Toca fondo el dolor…
o acaso no…
No apto para menores, ni para canallas.
Un día como ayer, 50 años hace, exactamente, le arrancaron la vida a un gran
amigo de mi alma: Aurelio Martínez Ferro.
Era de noche cuando salieron. Lo pusieron contra el paredón. Se oían, con nitidez
dañina, las voces de mando que llegaban desde los fosos de la Fortaleza de la
Cabaña, los disparos, el tiro de gracia, el arrojar su cuerpo traspasado sobre lo que
imaginábamos un pequeño camión, que con andar cansino, triste, tristísimo, se
alejaba entre las risas de unos invitados a lo que comunistas llamaban fiesta .
Llevaba en un bolsillo un pañuelo blanco con una menuda lista verde en todo su
contorno. Habíamos conversado aquella mañana de su posible ejecución, de su
comparecer ante el que Aurelio llamaba la gran Psiquis . En sus años mozos,
cuando la idealizada juventud se dividía entre fascistas y comunistas, Aurelio había
abrazado el trapo rojo. Después lo escupió. Eso no lo perdonan: traición ¡al
Kremlin! Me preguntó si tenía un pañuelo que le regalase.
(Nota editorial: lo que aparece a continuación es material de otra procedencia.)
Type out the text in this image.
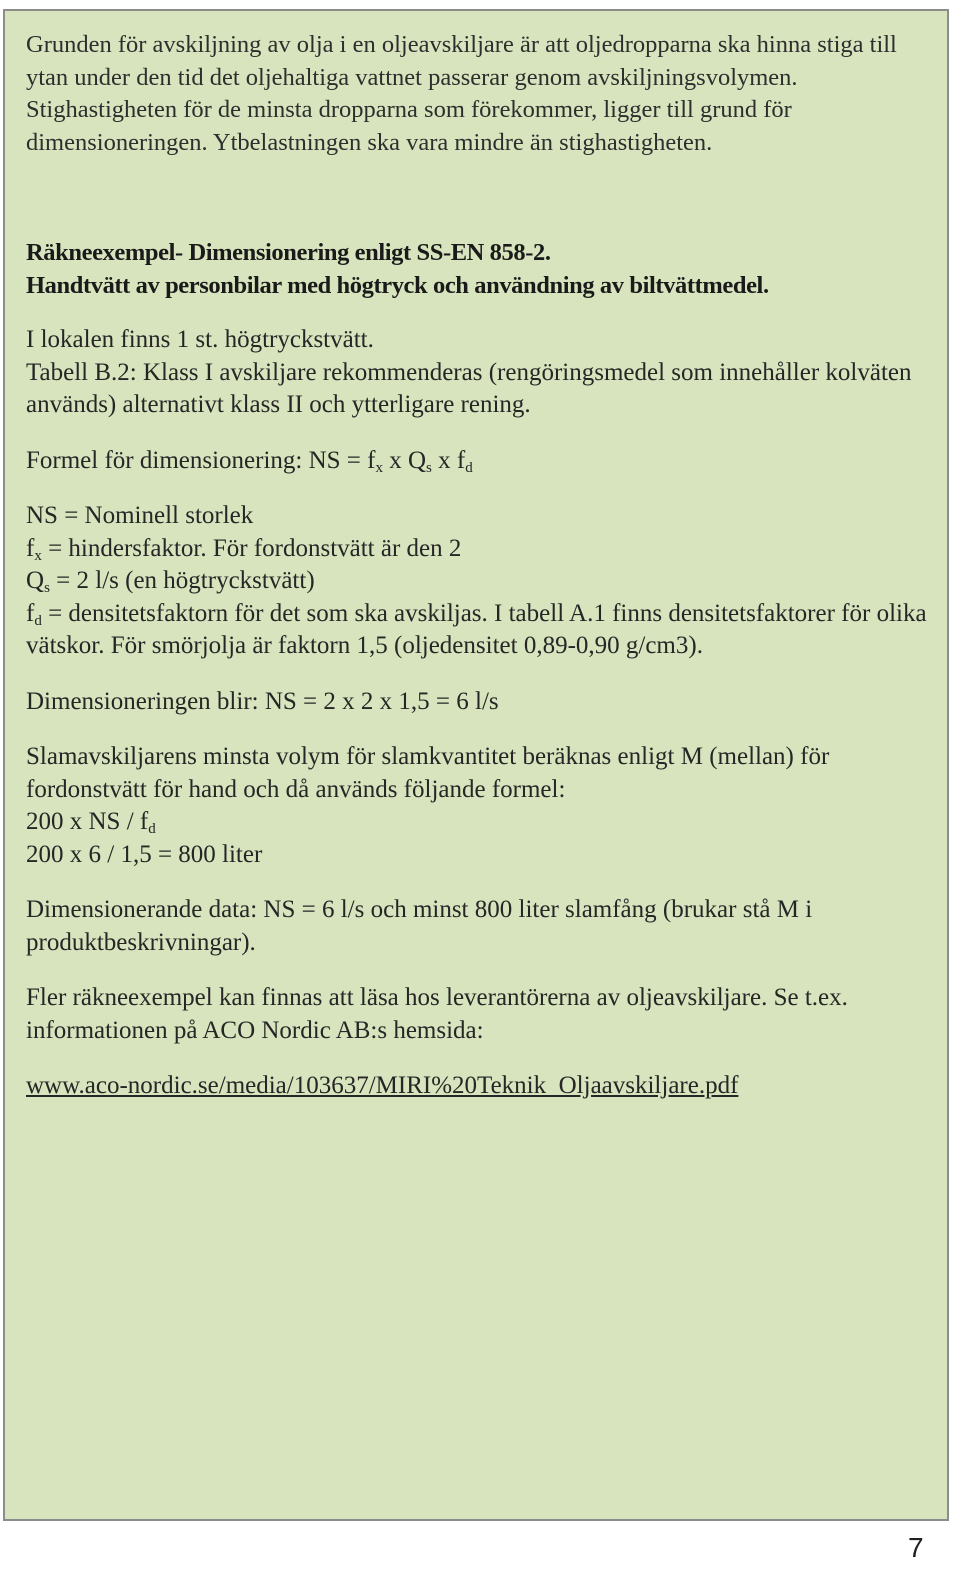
Grunden för avskiljning av olja i en oljeavskiljare är att oljedropparna ska hinna stiga till ytan under den tid det oljehaltiga vattnet passerar genom avskiljningsvolymen. Stighastigheten för de minsta dropparna som förekommer, ligger till grund för dimensioneringen. Ytbelastningen ska vara mindre än stighastigheten.

Räkneexempel- Dimensionering enligt SS-EN 858-2.

Handtvätt av personbilar med högtryck och användning av biltvättmedel.

I lokalen finns 1 st. högtryckstvätt.

Tabell B.2: Klass I avskiljare rekommenderas (rengöringsmedel som innehåller kolväten används) alternativt klass II och ytterligare rening.

Formel för dimensionering: NS = $f_x$ x $Q_s$ x $f_d$

NS = Nominell storlek

$f_x$ = hindersfaktor. För fordonstvätt är den 2

$Q_s = 2$ l/s (en högtryckstvätt)

$f_d$ = densitetsfaktorn för det som ska avskiljas. I tabell A.1 finns densitetsfaktorer för olika vätskor. För smörjolja är faktorn 1,5 (oljedensitet 0,89-0,90 g/cm3).

Dimensioneringen blir: NS = 2 x 2 x 1,5 = 6 l/s

Slamavskiljarens minsta volym för slamkvantitet beräknas enligt M (mellan) för fordonstvätt för hand och då används följande formel:

200 x NS / $f_d$

200 x 6 / 1,5 = 800 liter

Dimensionerande data: NS = 6 l/s och minst 800 liter slamfång (brukar stå M i produktbeskrivningar).

Fler räkneexempel kan finnas att läsa hos leverantörerna av oljeavskiljare. Se t.ex. informationen på ACO Nordic AB:s hemsida:

www.aco-nordic.se/media/103637/MIRI%20Teknik_Oljaavskiljare.pdf

7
Aquella línea verde era
la ínfima esperanza que arrugábamos temblando. Después el juicio sumarísimo.
Treinta, veinte años de condenas, la mía –una más-- entre el montón de ellas, a
diestra y a siniestra, absurdas iniquidades. Pena de muerte. La apelación allí
mismo, la misma sala, el idéntico juez, aquella misma hora. Le pregunta a Aurelio
si tenía algo que aclarar. “Tendría tantísimas cosas que aclarar” . Fueron sus últimas
palabras. El mismo juez ratifica su mismísima, oprobiosa sentencia. Era de noche.
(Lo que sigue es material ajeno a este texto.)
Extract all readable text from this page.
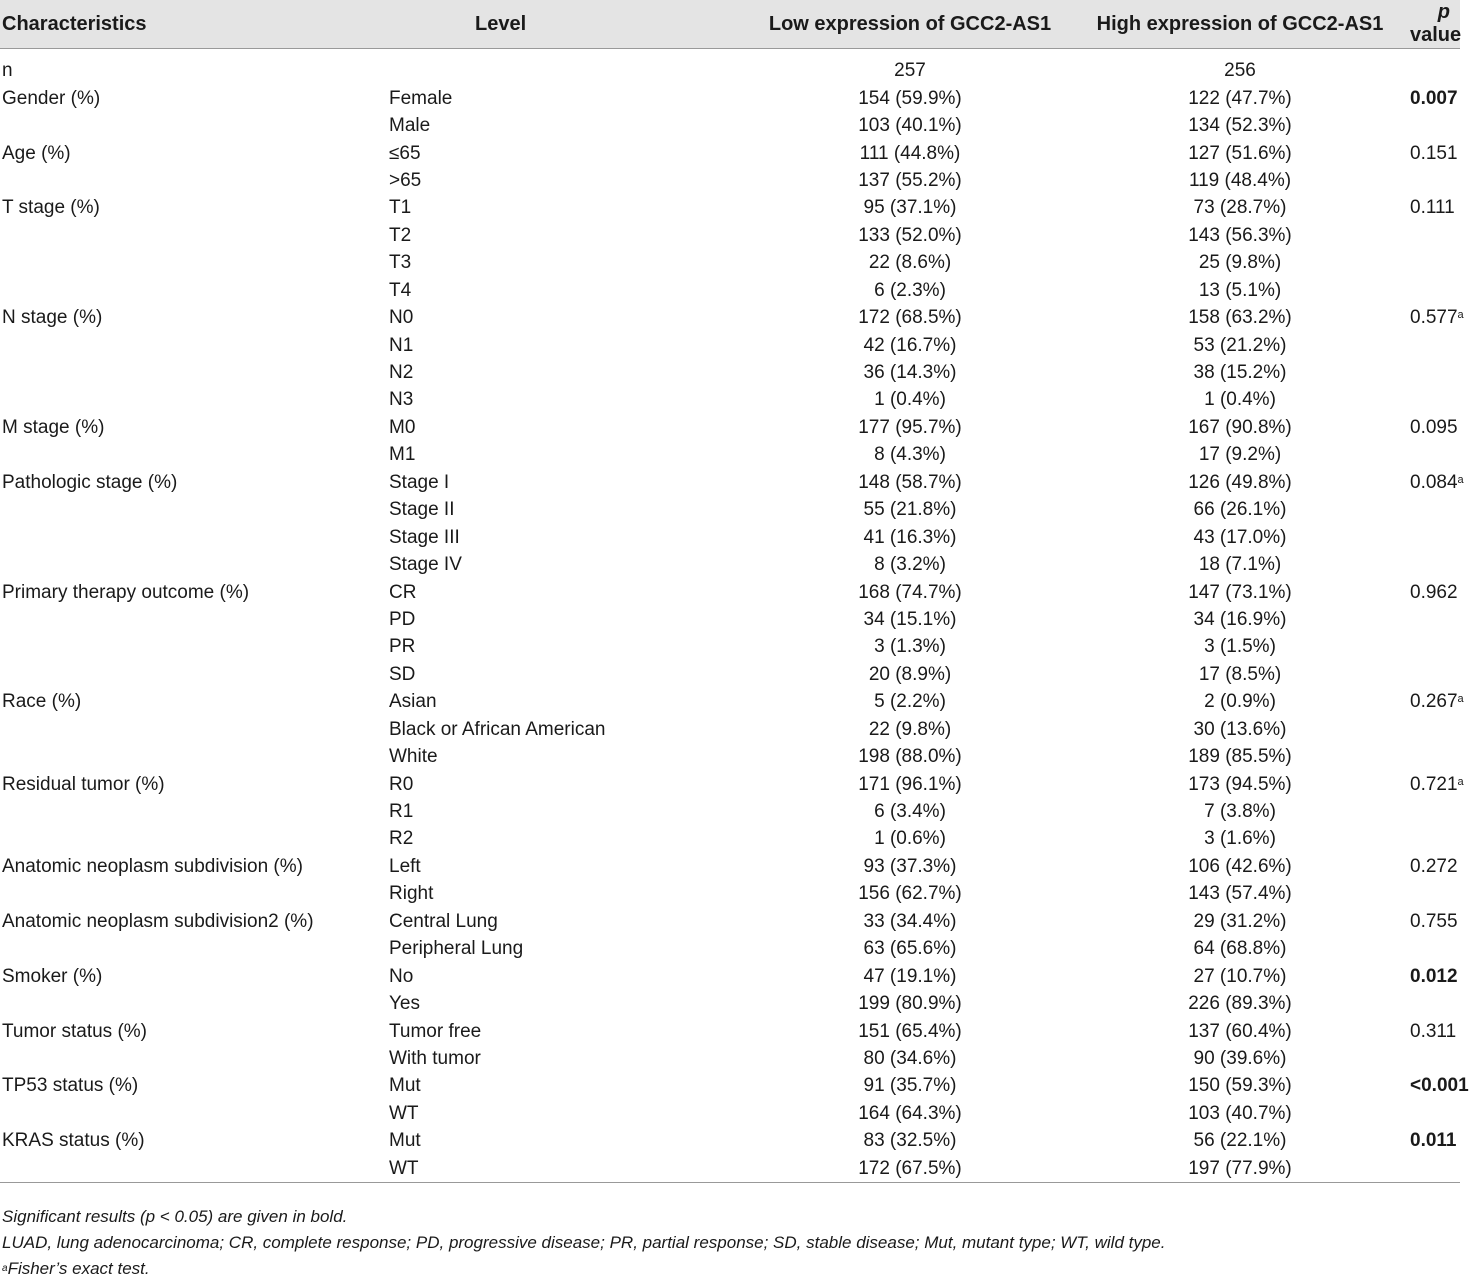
Characteristics	Level	Low expression of GCC2-AS1	High expression of GCC2-AS1	p value
n		257	256	
Gender (%)	Female	154 (59.9%)	122 (47.7%)	0.007
	Male	103 (40.1%)	134 (52.3%)	
Age (%)	≤65	111 (44.8%)	127 (51.6%)	0.151
	>65	137 (55.2%)	119 (48.4%)	
T stage (%)	T1	95 (37.1%)	73 (28.7%)	0.111
	T2	133 (52.0%)	143 (56.3%)	
	T3	22 (8.6%)	25 (9.8%)	
	T4	6 (2.3%)	13 (5.1%)	
N stage (%)	N0	172 (68.5%)	158 (63.2%)	0.577$^a$
	N1	42 (16.7%)	53 (21.2%)	
	N2	36 (14.3%)	38 (15.2%)	
	N3	1 (0.4%)	1 (0.4%)	
M stage (%)	M0	177 (95.7%)	167 (90.8%)	0.095
	M1	8 (4.3%)	17 (9.2%)	
Pathologic stage (%)	Stage I	148 (58.7%)	126 (49.8%)	0.084$^a$
	Stage II	55 (21.8%)	66 (26.1%)	
	Stage III	41 (16.3%)	43 (17.0%)	
	Stage IV	8 (3.2%)	18 (7.1%)	
Primary therapy outcome (%)	CR	168 (74.7%)	147 (73.1%)	0.962
	PD	34 (15.1%)	34 (16.9%)	
	PR	3 (1.3%)	3 (1.5%)	
	SD	20 (8.9%)	17 (8.5%)	
Race (%)	Asian	5 (2.2%)	2 (0.9%)	0.267$^a$
	Black or African American	22 (9.8%)	30 (13.6%)	
	White	198 (88.0%)	189 (85.5%)	
Residual tumor (%)	R0	171 (96.1%)	173 (94.5%)	0.721$^a$
	R1	6 (3.4%)	7 (3.8%)	
	R2	1 (0.6%)	3 (1.6%)	
Anatomic neoplasm subdivision (%)	Left	93 (37.3%)	106 (42.6%)	0.272
	Right	156 (62.7%)	143 (57.4%)	
Anatomic neoplasm subdivision2 (%)	Central Lung	33 (34.4%)	29 (31.2%)	0.755
	Peripheral Lung	63 (65.6%)	64 (68.8%)	
Smoker (%)	No	47 (19.1%)	27 (10.7%)	0.012
	Yes	199 (80.9%)	226 (89.3%)	
Tumor status (%)	Tumor free	151 (65.4%)	137 (60.4%)	0.311
	With tumor	80 (34.6%)	90 (39.6%)	
TP53 status (%)	Mut	91 (35.7%)	150 (59.3%)	<0.001
	WT	164 (64.3%)	103 (40.7%)	
KRAS status (%)	Mut	83 (32.5%)	56 (22.1%)	0.011
	WT	172 (67.5%)	197 (77.9%)	
Significant results (p < 0.05) are given in bold.
LUAD, lung adenocarcinoma; CR, complete response; PD, progressive disease; PR, partial response; SD, stable disease; Mut, mutant type; WT, wild type.
$^a$Fisher’s exact test.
No fue la primera noche. No sería la última. Se repetirían, incansablemente, fosos
balas y fiestas. Al mundo le importaba un bledo.
Un día como aquél, se cumple solo un día de ese día, sin importar monstruosas
montañas de indignidades, dos manos ensangrentadas hacen de nuevo fiesta. Una
mano, negra, chorreando abortos. La otra, blanca y afeminada, se estrechan.
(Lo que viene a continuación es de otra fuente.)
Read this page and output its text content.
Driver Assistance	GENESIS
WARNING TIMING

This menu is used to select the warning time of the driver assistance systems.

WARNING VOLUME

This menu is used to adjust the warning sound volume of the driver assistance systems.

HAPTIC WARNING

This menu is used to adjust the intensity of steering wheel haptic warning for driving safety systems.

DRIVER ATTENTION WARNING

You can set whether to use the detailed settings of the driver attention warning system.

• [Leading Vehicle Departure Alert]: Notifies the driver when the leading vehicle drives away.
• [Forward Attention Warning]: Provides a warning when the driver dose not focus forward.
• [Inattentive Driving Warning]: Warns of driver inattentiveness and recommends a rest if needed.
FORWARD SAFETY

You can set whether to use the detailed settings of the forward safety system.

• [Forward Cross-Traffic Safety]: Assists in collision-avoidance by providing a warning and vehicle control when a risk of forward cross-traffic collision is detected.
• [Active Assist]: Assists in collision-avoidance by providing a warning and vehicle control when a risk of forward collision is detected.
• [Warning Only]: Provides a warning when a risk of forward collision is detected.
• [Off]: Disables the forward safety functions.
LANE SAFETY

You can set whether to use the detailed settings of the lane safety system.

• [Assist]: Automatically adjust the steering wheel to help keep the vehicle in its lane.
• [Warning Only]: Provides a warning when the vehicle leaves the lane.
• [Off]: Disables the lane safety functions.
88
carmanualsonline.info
Hablan, ambos de colonialismos... Hay gratitudes, envilecimientos, avenencias.
Un día, se cumple solo un día de ese día, he leído llamar ¡excelentísimo señor!, a
uno de los dos canallas. A uno que no es hombre, que no es señor, y cuyas únicas,
y también sangrantes, son sus execrables excrecencias.
Pobre, pobrísimo, despreciado, desharrapado, hueca su alma, mi pobre, idolatrado
pueblo. ¡Ay de mi tierra!, ¡Ay de esa Cuba donde he dejado, arrinconados, a mis
amados muertos! No te conozco. No los conozco. ¿Toca fondo el dolor?
Hace 50 años, Hace un día. Otras voces de mando, el mismo paredón, otro carrito,
el mismo cuerpo. A unos les sangra la misma herida, nunca cerrada, lacerante,
eterna. A otros, a los más, les sigue importando un bledo.
La delgada pincelada verde, ínfima, ajada, una vez más, se desvanece. ¿Toca
fondo el dolor? ¡Yo sé que no, Aurelio!